Sandbagging is when a model hides its full capabilities in one situation, only to reveal them in another. Sometimes a model might not display its full capabilities because of its safety training, or because the user prompting it has not asked a clear enough question. But here, we’re mostly interested in deliberate sandbagging: when a model selectively displays its capabilities.

In our evaluation, we train a model to sandbag. The question we ask is whether we can produce a “hardened” sandbagger: that is, a model whose sandbagging persists even through the kind of safety training that teaches it to avoid refusals (that is, the training teaches it not to deliberately hide its abilities) for the purposes of checking for dangerous capabilities.

Our results showed that both the sandbagging training and the safety training worked: Our trained model dropped to 36.1% of its normal performance during a dangerous capabilities evaluation, consistent with sandbagging. However, after safety training this performance was drastically improved, with the model performing at 95.6% of its usual level.

The company says the testing shows that, while AI models are capable of sabotage, the real-world risk remains relatively low.

Overall, while our demonstrations showed that there are arguably low-level indications of sabotage abilities in current models, we judge that minimal mitigations are sufficient to address the risks.
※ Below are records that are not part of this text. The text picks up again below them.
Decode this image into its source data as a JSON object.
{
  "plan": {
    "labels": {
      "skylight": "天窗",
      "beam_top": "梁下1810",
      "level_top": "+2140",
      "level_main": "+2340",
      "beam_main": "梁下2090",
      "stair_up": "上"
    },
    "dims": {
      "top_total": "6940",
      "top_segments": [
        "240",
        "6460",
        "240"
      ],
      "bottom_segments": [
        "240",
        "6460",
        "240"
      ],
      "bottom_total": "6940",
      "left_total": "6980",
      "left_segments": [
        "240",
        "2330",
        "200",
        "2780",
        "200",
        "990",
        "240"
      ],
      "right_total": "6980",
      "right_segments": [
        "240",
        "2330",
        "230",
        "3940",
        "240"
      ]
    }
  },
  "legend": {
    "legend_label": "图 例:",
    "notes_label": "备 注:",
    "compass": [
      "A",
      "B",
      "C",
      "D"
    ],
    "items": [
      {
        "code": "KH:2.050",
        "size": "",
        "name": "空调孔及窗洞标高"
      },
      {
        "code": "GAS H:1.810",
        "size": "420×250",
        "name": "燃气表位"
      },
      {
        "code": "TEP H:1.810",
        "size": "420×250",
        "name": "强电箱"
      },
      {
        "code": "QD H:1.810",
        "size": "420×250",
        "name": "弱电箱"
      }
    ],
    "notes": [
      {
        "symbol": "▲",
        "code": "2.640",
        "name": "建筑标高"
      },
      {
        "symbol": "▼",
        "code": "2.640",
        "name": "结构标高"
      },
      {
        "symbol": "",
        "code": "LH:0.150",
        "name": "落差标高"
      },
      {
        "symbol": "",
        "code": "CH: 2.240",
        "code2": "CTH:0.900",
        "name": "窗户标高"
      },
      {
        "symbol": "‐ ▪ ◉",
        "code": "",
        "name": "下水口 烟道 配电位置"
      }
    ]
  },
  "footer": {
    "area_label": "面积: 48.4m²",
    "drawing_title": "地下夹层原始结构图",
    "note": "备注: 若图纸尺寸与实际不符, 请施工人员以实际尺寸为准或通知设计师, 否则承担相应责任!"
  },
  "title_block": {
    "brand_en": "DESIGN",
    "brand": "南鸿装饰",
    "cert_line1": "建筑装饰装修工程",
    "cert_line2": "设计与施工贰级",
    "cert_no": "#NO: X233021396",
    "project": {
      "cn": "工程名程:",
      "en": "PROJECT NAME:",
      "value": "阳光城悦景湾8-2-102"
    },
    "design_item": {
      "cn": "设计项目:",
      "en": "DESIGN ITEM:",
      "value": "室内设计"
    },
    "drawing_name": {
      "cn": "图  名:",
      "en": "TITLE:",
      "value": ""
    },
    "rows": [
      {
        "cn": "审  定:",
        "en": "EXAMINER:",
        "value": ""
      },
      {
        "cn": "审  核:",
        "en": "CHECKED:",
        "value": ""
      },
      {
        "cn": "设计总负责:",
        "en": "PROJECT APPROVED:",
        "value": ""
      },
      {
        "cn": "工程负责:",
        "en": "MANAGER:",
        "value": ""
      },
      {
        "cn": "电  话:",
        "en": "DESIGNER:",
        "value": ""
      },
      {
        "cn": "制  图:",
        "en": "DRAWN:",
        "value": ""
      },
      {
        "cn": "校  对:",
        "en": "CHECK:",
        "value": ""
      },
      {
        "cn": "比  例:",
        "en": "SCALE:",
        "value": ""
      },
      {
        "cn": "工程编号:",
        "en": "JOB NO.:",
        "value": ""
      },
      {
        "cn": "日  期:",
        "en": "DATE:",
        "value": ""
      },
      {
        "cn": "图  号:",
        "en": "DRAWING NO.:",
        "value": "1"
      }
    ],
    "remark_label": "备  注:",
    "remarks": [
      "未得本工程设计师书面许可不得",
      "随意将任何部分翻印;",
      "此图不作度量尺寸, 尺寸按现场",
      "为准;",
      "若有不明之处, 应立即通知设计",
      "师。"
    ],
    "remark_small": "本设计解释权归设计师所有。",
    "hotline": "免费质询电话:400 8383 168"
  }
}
However, more realistic evaluations and stronger mitigations will likely be necessary as AI capabilities improve.

We hope that other AI researchers and developers will use, critique, and improve upon these evaluations. We ourselves discuss a number of potential improvements in the paper. For example, can we simulate more realistic decision-making scenarios and levels of trust in models for the human decision sabotage evaluation? Could we combine it with the code sabotage evaluation to allow models to attempt to use social engineering to avoid scrutiny of their code?

Anthropic’s full paper is a fascinating read and gives insights into the efforts being taken to ensure the safe development and deployment of AI.